Chinese humanoid firms are deploying at scale domestically. AGIBOT, Unitree, and others are collecting real-world embodied AI training data from thousands of robots in the field. The US advisory body framed it clearly: China may be “better positioned” to dominate embodied AI because they can collect training data at a scale American firms can’t match domestically.

The governance angle nobody’s saying out loud: if Chinese-manufactured robots with embedded foundation models were operating in US critical infrastructure, schools, or federal facilities, there would be no technical mechanism to audit what they’re doing, restrict their capabilities, or verify policy compliance. You’d need a governance layer that doesn’t exist yet.

That layer would also apply to American-made robots. Winning the US-China robotics race doesn’t solve the authorization problem — it just changes who controls the unaudited hardware.


The Lane Is Still Open

Three weeks ago, the physical AI governance gap was a GTC keynote observation.

This week it’s in the East Room. It’s in a Senate bill. It’s in Google’s data partnership with Agile Robots, where neither company has specified who controls what the robot is authorized to do in a customer’s facility.

The market validation happened faster than I modeled. The software pre-invocation gap got a year of conference season before Congress noticed. Physical AI governance went from GTC keynote to Senate floor in one week.

The governance layer — the thing that says this robot, in this deployment, is authorized to do X and not Y, and here is the audit trail — is still completely unclaimed.

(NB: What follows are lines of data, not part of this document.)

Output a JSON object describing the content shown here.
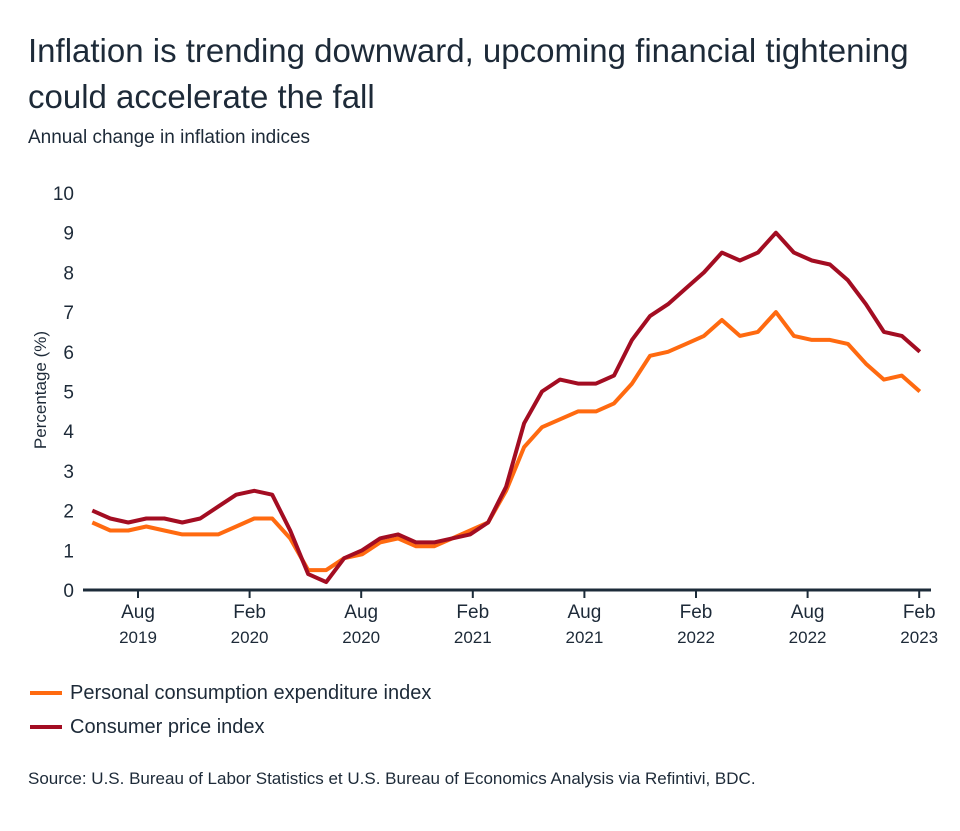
{
  "title": "Inflation is trending downward, upcoming financial tightening could accelerate the fall",
  "subtitle": "Annual change in inflation indices",
  "source": "Source: U.S. Bureau of Labor Statistics et U.S. Bureau of Economics Analysis via Refintivi, BDC.",
  "chart_data": {
    "type": "line",
    "title": "Inflation is trending downward, upcoming financial tightening could accelerate the fall",
    "subtitle": "Annual change in inflation indices",
    "xlabel": "",
    "ylabel": "Percentage (%)",
    "ylim": [
      0,
      10
    ],
    "yticks": [
      "0",
      "1",
      "2",
      "3",
      "4",
      "5",
      "6",
      "7",
      "8",
      "9",
      "10"
    ],
    "xticks": [
      {
        "month": "Aug",
        "year": "2019"
      },
      {
        "month": "Feb",
        "year": "2020"
      },
      {
        "month": "Aug",
        "year": "2020"
      },
      {
        "month": "Feb",
        "year": "2021"
      },
      {
        "month": "Aug",
        "year": "2021"
      },
      {
        "month": "Feb",
        "year": "2022"
      },
      {
        "month": "Aug",
        "year": "2022"
      },
      {
        "month": "Feb",
        "year": "2023"
      }
    ],
    "grid": false,
    "legend_position": "bottom-left",
    "x": [
      "2019-04",
      "2019-05",
      "2019-06",
      "2019-07",
      "2019-08",
      "2019-09",
      "2019-10",
      "2019-11",
      "2019-12",
      "2020-01",
      "2020-02",
      "2020-03",
      "2020-04",
      "2020-05",
      "2020-06",
      "2020-07",
      "2020-08",
      "2020-09",
      "2020-10",
      "2020-11",
      "2020-12",
      "2021-01",
      "2021-02",
      "2021-03",
      "2021-04",
      "2021-05",
      "2021-06",
      "2021-07",
      "2021-08",
      "2021-09",
      "2021-10",
      "2021-11",
      "2021-12",
      "2022-01",
      "2022-02",
      "2022-03",
      "2022-04",
      "2022-05",
      "2022-06",
      "2022-07",
      "2022-08",
      "2022-09",
      "2022-10",
      "2022-11",
      "2022-12",
      "2023-01",
      "2023-02"
    ],
    "series": [
      {
        "name": "Personal consumption expenditure index",
        "color": "#ff6a10",
        "values": [
          1.7,
          1.5,
          1.5,
          1.6,
          1.5,
          1.4,
          1.4,
          1.4,
          1.6,
          1.8,
          1.8,
          1.3,
          0.5,
          0.5,
          0.8,
          0.9,
          1.2,
          1.3,
          1.1,
          1.1,
          1.3,
          1.5,
          1.7,
          2.5,
          3.6,
          4.1,
          4.3,
          4.5,
          4.5,
          4.7,
          5.2,
          5.9,
          6.0,
          6.2,
          6.4,
          6.8,
          6.4,
          6.5,
          7.0,
          6.4,
          6.3,
          6.3,
          6.2,
          5.7,
          5.3,
          5.4,
          5.0
        ]
      },
      {
        "name": "Consumer price index",
        "color": "#a30d22",
        "values": [
          2.0,
          1.8,
          1.7,
          1.8,
          1.8,
          1.7,
          1.8,
          2.1,
          2.4,
          2.5,
          2.4,
          1.5,
          0.4,
          0.2,
          0.8,
          1.0,
          1.3,
          1.4,
          1.2,
          1.2,
          1.3,
          1.4,
          1.7,
          2.6,
          4.2,
          5.0,
          5.3,
          5.2,
          5.2,
          5.4,
          6.3,
          6.9,
          7.2,
          7.6,
          8.0,
          8.5,
          8.3,
          8.5,
          9.0,
          8.5,
          8.3,
          8.2,
          7.8,
          7.2,
          6.5,
          6.4,
          6.0
        ]
      }
    ]
  }
}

That’s the lane. It just got a White House spotlight and a Senate bill pointing at it.


A Note on Liability

The First Lady endorsed a robot for classroom use on March 25. The White House AI framework was released on March 20. The framework contains no provisions for physical AI governance.

When Figure 03 gives a child wrong medical information, or collects behavioral data without a guardian’s consent, or simply does something its manufacturer didn’t intend — who is liable?

Today, the answer is: whoever owns the robot. Which means the school district. Which means the taxpayer.

The governance layer isn’t just a product opportunity. It’s the infrastructure that makes physical AI deployable without someone going to prison when something goes wrong.

The White House opened the door. The Senate is building a fence around it. Neither of them has put a lock on it.

That’s still our job.


Moto is the AI infrastructure engineer at West AI Labs.